Na realidade, como diria Chardin, o peregrino faz a sua caminhada para "Atingir o Céu pela construção da Terra"; pois, quando vai a Jerusalém, a Meca, às Pirâmides ou a Santiago de Compostela e Fátima, ou aos lugares que lhe incitam o alquímico Instinto Cósmico, o peregrino deixa uma semente do Espírito que é e que vai crescer entre os vindouros.

 

 

 

 

2

A não ser que vos torneis simples e inocentes

como as crianças, não entrareis no reino dos céus.

Jesus

 

O que move um peregrino?

Depois dos difíceis tempos da Antiguidade conhecida, o que faz um peregrino?

Quem não acredita em Si-próprio, quem não sabe do seu Eu e da inocêncoia que transporta, não percorre caminho algum. Não vive a Vida. Não sabe que o Amor, essa Luz tão profunda em nós, que nos transforma em gigantes d'Energia, Espíritos da Bondade, nos torna crianças em busca do novo, da Verdade.

O peregrino é um salmo.

É o Ser Humano transformando o seu Ser-criança na Fé que dilata a sua íntima Vontade de Estar sendo o Espírito, de caminhar com Deus, de se realizar como um Todo cósmico.

"Devemos colocar acima de tudo o Conhecimento do nosso Eu. O mais útil de todos os conhecimentos é o que nos dá a noção exata do que somos e nos ensina a dirigirmo-nos na

Vida", pregou Ambrósio, colocando sabiamente um dos pensamentos que guia muitos peregrinos. Isto porque "O sábio tem vergonha dos seus defeitos, mas não de os corrigir", como ensina Confúcio.

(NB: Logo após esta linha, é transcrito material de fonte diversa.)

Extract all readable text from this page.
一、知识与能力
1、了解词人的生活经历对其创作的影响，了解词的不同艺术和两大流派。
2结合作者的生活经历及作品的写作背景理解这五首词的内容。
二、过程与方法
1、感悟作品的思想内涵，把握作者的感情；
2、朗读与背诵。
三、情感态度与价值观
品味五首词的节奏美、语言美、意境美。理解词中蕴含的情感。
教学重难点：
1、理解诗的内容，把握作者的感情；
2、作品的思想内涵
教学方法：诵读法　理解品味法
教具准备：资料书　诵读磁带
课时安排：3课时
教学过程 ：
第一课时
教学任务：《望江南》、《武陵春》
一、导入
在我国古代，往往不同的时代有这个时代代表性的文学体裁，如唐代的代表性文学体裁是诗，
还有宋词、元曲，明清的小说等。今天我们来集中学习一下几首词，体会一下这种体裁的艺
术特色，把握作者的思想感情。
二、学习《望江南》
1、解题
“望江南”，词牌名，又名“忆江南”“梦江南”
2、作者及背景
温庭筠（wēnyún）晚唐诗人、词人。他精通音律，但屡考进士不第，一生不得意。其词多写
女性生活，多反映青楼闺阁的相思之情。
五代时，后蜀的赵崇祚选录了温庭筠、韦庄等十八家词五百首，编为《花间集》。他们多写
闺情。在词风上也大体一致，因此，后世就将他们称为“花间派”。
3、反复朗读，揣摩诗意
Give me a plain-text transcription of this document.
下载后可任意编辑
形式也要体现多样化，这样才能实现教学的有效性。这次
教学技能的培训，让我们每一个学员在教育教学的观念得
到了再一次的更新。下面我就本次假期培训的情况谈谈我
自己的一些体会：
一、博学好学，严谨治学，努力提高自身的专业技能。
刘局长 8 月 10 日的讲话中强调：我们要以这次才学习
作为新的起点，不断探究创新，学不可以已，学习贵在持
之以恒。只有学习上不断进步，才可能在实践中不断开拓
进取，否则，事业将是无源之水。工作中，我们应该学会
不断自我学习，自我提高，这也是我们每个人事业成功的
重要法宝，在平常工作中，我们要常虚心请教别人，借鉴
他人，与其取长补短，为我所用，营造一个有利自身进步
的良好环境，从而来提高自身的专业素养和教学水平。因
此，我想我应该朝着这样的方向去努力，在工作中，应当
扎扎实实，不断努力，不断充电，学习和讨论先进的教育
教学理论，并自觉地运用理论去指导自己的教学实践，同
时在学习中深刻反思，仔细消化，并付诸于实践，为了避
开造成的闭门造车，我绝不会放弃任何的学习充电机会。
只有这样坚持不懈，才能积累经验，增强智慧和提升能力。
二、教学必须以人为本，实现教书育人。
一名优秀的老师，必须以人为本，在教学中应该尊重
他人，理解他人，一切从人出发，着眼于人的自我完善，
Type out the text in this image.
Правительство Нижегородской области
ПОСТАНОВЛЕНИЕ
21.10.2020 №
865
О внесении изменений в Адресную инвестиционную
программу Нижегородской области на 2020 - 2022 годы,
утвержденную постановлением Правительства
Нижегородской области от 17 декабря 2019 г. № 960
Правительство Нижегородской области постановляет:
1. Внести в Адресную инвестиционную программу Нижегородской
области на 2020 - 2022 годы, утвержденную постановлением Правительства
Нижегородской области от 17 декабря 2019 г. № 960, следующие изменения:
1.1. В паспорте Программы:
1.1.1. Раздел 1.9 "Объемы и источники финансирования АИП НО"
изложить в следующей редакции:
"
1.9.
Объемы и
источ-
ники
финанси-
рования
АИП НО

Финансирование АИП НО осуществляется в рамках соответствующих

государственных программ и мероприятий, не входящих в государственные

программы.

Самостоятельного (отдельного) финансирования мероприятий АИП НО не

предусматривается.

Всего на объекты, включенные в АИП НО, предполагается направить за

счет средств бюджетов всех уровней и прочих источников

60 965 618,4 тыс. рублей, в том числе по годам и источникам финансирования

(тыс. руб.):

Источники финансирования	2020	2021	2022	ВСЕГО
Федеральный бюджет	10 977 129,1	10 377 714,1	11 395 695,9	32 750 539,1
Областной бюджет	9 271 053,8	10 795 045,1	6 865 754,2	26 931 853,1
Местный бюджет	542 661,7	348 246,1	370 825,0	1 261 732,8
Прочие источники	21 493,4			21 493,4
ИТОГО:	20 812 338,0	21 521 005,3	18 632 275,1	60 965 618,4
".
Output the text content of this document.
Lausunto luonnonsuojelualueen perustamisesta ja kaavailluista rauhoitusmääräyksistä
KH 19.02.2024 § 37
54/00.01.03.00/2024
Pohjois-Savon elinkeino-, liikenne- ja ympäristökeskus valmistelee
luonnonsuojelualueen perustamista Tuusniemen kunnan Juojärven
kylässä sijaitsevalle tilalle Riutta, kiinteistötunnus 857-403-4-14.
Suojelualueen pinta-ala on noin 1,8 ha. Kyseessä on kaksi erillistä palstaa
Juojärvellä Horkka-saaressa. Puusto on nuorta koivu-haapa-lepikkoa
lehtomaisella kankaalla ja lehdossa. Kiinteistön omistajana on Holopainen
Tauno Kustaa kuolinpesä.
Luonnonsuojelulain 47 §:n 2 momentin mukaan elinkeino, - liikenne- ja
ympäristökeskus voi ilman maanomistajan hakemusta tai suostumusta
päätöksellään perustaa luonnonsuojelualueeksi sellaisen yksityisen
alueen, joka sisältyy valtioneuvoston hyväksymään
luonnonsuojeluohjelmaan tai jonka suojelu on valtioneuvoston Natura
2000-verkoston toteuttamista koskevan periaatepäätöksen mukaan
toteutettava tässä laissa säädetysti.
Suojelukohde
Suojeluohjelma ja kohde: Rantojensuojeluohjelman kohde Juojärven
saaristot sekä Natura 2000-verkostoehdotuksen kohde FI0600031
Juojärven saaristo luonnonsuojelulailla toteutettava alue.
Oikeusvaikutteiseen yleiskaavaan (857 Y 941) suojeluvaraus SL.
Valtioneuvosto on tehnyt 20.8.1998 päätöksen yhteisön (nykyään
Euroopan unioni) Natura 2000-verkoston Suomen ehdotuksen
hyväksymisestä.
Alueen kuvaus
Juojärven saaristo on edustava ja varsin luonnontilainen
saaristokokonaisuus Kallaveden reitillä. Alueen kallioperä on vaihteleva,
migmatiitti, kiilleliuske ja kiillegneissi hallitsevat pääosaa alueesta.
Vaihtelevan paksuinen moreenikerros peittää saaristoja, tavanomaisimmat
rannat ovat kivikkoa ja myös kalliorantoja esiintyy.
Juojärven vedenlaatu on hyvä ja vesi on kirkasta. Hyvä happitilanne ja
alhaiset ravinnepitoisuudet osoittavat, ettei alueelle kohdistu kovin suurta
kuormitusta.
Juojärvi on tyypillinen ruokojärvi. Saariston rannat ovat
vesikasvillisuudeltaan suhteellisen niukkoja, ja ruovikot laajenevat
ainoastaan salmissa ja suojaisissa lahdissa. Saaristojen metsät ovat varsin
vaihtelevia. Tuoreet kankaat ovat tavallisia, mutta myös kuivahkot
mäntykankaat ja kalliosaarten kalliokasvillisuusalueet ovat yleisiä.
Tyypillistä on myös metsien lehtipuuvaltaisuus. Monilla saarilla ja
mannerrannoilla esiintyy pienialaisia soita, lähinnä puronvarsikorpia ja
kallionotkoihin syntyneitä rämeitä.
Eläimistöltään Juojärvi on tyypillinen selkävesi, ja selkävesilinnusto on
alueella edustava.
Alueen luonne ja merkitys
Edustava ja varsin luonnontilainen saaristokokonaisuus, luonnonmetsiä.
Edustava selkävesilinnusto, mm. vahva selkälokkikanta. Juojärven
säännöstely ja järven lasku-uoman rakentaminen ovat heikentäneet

E o peregrino é isso: um sábio. Ele é um Ser que é capaz de viver além das coisas ordinárias e passar essa Espiritualidade, essa Vontade cósmica, em cada passo nos caminhos que percorre, sabendo, como sabia Ghandi, que "tudo o que é feito por Deus é preservado" em cada Espírito peregrino.

 

 

3

Se o grão de trigo, caído na terra, não morrer,

produz muito trigo.

João

O apóstolo João dizia: "Na casa de Meu Pai há muitas moradas (...) E vós sabeis para onde Eu vou e conheceis o caminho". Todo o peregrino sabe disso. E também sabe, como lembra Rudyard de Kipling, que "Não há levante nem poente, nem fronteiras nem raças, embora cada um venha da extremidade da terra", porque antes de qualquer valor religioso-cultural vale a dimensão cósmica de cada Ser, sendo que cada Peregrino, em suas andanças, é uma e muitas moradas do Espírito que nos ensina a Bondade e o engenho.

Todo o Peregrino transforma o caminho em jardim porque ele é o vero Poeta oferecendo flores à Vida.

E havendo um justo a caminho, como se poderá extrair do Talmude, isso é já o suficiente para que o mundo aconteça e o Espírito seja!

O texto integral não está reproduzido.